Sammy Nickalls
Updated May 07, 2015 @ 8:20 am

So in case you didn’t know, we seriously heart Mark Ruffalo, and not only because we’re Avengers fans that love his kick-ass superhero acting.

We love the fact that he is consistently standing up for women, especially during his latest press tour. Remember when he answered the sexist questions his Avengers co-star Scarlett Johansson constantly has to deal with, or when he politely tweeted to Marvel asking them to provide more Black Widow merch for his daughter (since Marvel’s representation of her has been a bit of a problem)? Yeah, The Hulk is a keeper.

Yesterday, during a Reddit AMA, he continued his campaign for superhero equality and we couldn’t be more pleased. First of all, when asked about his favorite Avenger (not including The Hulk, obvs) he chose Black Widow. Why? “I think she’s a badass,” he wrote.

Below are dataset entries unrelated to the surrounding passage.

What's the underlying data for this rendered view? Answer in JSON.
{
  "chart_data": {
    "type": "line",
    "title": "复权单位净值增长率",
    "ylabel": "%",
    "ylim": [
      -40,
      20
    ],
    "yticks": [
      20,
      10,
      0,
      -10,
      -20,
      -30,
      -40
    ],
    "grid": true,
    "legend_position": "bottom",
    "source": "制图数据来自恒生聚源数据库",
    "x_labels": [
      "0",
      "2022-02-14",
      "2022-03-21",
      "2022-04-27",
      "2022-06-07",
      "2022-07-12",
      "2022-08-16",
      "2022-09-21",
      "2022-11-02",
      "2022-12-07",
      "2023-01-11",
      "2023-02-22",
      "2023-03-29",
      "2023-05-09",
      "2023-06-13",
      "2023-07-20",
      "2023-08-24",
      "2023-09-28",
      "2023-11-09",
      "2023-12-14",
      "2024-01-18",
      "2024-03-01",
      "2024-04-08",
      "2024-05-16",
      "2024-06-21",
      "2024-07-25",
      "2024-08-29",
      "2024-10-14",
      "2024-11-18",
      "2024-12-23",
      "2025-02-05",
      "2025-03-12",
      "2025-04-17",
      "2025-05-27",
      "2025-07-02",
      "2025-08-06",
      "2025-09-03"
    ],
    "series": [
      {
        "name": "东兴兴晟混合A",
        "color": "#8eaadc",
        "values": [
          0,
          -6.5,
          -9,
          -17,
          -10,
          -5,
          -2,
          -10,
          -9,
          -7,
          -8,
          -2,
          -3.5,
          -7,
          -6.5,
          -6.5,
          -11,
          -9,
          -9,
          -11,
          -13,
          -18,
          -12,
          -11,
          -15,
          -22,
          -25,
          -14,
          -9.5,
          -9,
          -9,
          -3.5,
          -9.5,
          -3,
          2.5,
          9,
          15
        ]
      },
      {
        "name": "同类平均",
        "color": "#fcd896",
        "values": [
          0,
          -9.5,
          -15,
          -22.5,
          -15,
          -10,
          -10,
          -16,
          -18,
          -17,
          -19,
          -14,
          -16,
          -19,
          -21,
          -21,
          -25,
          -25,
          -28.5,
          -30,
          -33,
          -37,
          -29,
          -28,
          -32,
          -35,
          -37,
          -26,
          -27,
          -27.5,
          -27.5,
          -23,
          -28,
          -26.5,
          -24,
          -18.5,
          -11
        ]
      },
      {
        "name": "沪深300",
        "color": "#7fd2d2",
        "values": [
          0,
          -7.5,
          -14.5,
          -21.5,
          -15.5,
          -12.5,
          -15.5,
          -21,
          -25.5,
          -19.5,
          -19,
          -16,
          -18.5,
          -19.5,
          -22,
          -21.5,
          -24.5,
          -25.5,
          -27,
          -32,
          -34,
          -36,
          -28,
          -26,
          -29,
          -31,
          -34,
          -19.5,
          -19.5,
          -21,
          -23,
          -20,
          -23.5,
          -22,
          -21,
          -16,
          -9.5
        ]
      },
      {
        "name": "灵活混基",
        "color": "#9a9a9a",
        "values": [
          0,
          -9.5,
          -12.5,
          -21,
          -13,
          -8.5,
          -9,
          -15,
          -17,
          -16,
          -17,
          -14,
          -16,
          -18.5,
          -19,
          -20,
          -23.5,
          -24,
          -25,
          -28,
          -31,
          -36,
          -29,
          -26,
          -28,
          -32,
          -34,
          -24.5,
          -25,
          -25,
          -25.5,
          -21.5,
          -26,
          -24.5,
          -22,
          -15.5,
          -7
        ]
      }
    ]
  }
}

Ruffalo also highlighted the limitations placed on female characters versus their male counterparts, explaining, “People are frustrated that they want to see more women, doing more things, in superhero movies, and because we don’t have as many women as we should yet. . .The guys can do anything, they can have love affairs, they can be weak or strong and nobody raises an eyebrow. But when we do that with a woman, because there are so few storylines for women, we become hyper-critical of every single move that we make because there’s not much else to compare it to.”

Ruffalo is, of course, addressing the debate over whether Black Widow was marginalized as a stereotypical female character in a sea of male superheroes. For the record, he’s got her back. “If anything, Black Widow is much stronger than Banner,” Ruffalo continued. “She protects him. . . I think that what people might really be upset about is the fact that we need more superhuman women.”

His comments—about the general lack of female superheroes on screen—couldn’t possibly come at a better time. We now know, in the wake of the recent Sony leaks, that executives haven’t exactly been supportive of casting female superhero leads—and that’s truly disappointing considering the ever-growing female fandom community. Girls deserve to see more superheroes they can identify with, they want to see them.

Ruffalo clearly gets this (he’s got two rad daughters, remember?) and he’s using his promotional platform to engage in the feminist conversation and call out Hollywood’s glaring oversight. So let’s give The Hulk a hand—not that he needs one. Have you seen those big green arms?